Areas of climatic similarity for Seed Systems sites in Mali relative to the balance of the CCRP West African Region. The redder the cell, the higher the climatic similarity; the greener, the lower. I created this map using Homologue

I spent the vast majority of my time in Ouaga inside the hotel. However, I did have some time to explore the hotel grounds and the area immediately around the hotel. It was extremely hot the entire time I was there (mid-100s F during the day). There were a lot of lizards around (and occasionally in) the hotel where the workshop was held.
Rainbow agama, one of many species of lizards around (and occasionally in) the hotel
I'd read about millet beer prior to making the trip, and at our group dinner, David very helpfully asked the locals where I might be able to try some. Hamado expressed some reservations about doing so at a local village, explaining that he got terribly sick after drinking millet beer at one of the attendee's villages! A couple of days later, he gave me this:

RAAM, a (safe!) locally brewed millet beer, given to me by Hamado
The closest thing I can compare it to is a Belgian sour beer. It had a lot of interesting flavor notes, but on balance, I couldn't get past the sourness. Not my favorite beverage of all time, but at least I got to try it!

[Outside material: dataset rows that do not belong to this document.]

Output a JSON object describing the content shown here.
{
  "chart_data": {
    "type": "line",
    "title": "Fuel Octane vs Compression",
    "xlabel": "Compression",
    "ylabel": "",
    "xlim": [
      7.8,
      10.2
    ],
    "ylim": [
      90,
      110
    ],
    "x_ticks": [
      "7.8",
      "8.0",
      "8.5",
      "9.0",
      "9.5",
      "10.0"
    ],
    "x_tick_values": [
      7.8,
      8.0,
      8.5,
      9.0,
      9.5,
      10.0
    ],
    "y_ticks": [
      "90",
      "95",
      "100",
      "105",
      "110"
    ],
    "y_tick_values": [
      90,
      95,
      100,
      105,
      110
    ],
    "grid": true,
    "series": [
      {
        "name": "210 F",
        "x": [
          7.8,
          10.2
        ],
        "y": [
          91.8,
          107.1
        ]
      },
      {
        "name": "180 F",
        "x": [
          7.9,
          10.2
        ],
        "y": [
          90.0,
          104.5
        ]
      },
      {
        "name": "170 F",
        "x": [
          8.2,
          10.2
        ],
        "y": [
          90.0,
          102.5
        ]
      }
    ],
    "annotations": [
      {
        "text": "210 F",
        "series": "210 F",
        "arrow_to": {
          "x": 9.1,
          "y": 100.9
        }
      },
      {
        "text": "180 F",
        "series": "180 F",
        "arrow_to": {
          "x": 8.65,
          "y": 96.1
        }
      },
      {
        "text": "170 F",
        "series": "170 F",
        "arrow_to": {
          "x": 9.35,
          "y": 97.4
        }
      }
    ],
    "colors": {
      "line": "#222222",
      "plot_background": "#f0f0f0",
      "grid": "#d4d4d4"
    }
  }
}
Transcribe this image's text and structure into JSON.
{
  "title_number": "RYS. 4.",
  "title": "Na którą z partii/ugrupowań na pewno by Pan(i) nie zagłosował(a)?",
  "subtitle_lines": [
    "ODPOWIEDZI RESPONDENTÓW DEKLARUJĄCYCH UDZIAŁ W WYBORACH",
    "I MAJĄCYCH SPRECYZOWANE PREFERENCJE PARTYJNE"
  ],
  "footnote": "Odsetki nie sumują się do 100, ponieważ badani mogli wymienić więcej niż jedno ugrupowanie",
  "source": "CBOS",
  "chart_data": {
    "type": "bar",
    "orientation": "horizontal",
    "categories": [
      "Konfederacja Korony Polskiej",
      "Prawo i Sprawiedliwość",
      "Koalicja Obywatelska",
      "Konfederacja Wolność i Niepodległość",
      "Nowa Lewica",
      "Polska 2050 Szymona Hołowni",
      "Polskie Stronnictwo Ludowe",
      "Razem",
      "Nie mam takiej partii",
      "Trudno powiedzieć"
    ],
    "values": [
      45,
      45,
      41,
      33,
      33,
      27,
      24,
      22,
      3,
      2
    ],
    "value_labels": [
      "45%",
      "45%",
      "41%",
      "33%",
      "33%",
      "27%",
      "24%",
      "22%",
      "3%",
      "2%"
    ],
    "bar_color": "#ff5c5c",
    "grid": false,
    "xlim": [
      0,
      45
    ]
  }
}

Parc Urbain Bangr Weogo, an excellent urban birding location
My flight did not leave Ouagadougou until 11 pm the day after the workshop ended, so I hired a cab to take me out to Parc Urbain Bangr Weogo at sunrise, a very large park northeast of the hotel. It has a variety of habitats, including scrub, riparian forest, and ponds. My main objective was to do some birding, and I was shocked at the diversity of species--I saw over 50 species in two hours! Truly remarkable. Highlights were the northern red-billed hornbill, African paradise flycatcher, Hoopoe, pied kingfisher, and little green bee eater.

I also saw a crocodile in one of the ponds.

When it started to get warm, I asked the taxi driver take me to the Village Artisanal de Ouaga, a government run market where local artisans sell their wares. It was refreshingly hassle-free and a great place to check out a wide variety of locally produced goods, including masks, jewelry, drums, tapestries, and bronze. Unfortunately there were very few tourists there, and all of the artisans were working hard and producing some pretty high quality work. I wanted to buy something from every one of them, but in the end purchased masks, jewelry, and bracelets from five different vendors.

Some of the wares on offer at the Village Artisanal de Ouaga

Overall, the visit was intense, occasionally challenging, and very productive. I truly enjoyed working with all of the researchers and the support staff, and hope to return to the region again someday to continue working with the CCRP projects. And maybe do a little more birding and exploring!


JMass said...

Nice summary of your trip Matt! Sounds like an interesting place. I didn't know you were an ornithologue also - 50 birds in a few hours is quite impressive!

pramod said...

Great work Matt in the GIS field, liked your blog and this article too. I am also a GIS blogger and work full time as a GIS analyst.